Saturday, 23 March 2024

Try As I Might,

I still cannot comprehend the vastness of space, 


all images courtesy of CTIO/NOIRLab/DOE/NSF/AURA. Image processing by T.A. Rector (University of Alaska Anchorage/NSF’s NOIRLab), M. Zamani & D. de Martin (NSF’s NOIRLab), take the images in this post, approximately 11,000 years ago in Vela, a constellation about 800 light-years away from Earth, a star exploded,

and these are the dramatic pictures of it, captured by the Dark Energy Camera at the U.S. National Science Foundation’s Víctor M. Blanco 4-meter Telescope at Cerro Tololo Inter-American Observatory in Chile,

when the star originally exploded, its outer edges were ripped off and launched outward, emitting a shockwave that appears as a bright band that cuts down the centre. The stringy blue and yellow components nearby are a mix of hot gas from the shockwave and interstellar matter. Researchers explain further:

'After shedding its outer layers, the core of the star collapsed into a neutron star—an ultra-dense ball consisting of protons and electrons that have been smashed together to form neutrons. The neutron star, named the Vela Pulsar, is now an ultra-condensed object with the mass of a star like the Sun contained in a sphere just a few kilometres across. Located in the lower left region of this image, the Vela Pulsar is a relatively dim star that is indistinguishable from its thousands of celestial neighbours. Still reeling from its explosive death, the Vela Pulsar spins rapidly on its own axis and possesses a powerful magnetic field'.
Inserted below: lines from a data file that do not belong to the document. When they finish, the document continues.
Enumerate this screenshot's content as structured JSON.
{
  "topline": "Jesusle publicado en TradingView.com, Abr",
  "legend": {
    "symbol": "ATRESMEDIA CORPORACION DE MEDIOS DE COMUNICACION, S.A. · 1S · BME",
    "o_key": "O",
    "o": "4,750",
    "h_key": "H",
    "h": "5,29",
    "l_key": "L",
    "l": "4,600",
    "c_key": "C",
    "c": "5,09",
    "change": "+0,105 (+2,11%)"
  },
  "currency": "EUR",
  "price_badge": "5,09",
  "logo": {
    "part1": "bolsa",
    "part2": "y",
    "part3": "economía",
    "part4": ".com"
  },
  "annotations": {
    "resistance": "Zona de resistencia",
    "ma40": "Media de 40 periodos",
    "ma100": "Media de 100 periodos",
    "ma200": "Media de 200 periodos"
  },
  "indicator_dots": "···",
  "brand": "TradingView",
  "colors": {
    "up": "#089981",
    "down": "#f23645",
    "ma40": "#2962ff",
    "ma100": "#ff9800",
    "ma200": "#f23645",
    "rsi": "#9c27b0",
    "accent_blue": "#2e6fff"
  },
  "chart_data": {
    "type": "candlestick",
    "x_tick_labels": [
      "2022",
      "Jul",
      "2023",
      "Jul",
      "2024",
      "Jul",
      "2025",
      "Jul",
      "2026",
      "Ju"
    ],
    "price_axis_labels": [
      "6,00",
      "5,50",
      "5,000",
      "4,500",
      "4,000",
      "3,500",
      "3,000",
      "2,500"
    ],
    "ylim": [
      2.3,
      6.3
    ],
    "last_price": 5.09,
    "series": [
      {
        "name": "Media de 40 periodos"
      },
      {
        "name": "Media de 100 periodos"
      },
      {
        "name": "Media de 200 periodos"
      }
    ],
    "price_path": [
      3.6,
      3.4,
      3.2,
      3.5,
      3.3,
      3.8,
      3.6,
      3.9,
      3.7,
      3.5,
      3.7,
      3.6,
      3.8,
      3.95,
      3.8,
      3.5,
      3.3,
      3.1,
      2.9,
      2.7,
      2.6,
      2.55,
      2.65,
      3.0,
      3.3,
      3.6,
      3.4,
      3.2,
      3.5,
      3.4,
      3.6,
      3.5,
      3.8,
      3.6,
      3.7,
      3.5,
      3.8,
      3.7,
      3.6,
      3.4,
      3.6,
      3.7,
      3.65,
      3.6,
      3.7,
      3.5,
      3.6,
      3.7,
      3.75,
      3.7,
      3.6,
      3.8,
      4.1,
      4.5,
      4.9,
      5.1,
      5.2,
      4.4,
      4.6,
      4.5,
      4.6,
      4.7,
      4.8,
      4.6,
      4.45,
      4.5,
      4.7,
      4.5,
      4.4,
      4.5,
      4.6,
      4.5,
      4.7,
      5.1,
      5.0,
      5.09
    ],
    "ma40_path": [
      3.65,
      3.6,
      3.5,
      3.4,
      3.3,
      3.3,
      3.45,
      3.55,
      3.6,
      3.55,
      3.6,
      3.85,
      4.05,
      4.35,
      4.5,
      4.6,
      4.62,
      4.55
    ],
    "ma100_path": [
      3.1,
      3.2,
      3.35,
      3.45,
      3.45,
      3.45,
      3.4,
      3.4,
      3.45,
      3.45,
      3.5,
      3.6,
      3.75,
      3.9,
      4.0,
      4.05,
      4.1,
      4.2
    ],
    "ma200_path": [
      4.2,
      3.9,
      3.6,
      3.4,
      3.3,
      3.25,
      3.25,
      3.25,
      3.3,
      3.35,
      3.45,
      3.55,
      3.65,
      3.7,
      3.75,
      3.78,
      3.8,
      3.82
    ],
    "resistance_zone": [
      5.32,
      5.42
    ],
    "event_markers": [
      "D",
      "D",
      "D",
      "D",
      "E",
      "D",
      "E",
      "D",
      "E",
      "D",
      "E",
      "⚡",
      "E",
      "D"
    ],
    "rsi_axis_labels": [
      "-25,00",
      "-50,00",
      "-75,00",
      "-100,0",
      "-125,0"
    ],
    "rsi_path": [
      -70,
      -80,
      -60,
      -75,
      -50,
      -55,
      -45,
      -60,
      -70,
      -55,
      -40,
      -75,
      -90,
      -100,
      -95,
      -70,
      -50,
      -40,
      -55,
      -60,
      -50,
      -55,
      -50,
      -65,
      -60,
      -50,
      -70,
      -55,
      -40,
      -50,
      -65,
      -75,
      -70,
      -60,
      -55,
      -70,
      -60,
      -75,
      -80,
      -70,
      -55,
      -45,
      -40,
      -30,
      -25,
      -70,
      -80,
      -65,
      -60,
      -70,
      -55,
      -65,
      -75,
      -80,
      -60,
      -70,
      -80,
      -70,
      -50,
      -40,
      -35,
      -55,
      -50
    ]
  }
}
you can see the full 1.3-gigapixel colorized image available from NOIRlab, for more on how the Dark Energy Camera works, visit PetaPixel, what amazing and yes I am going to say it, out of this world photographs, and as it happens I came a cross this handy chart, 

how much you will weigh when travelling, your weight on earth converted for your weight on the moon, Jupiter and Mars, no intergalactic traveller should be without one of these, found on Pinterest.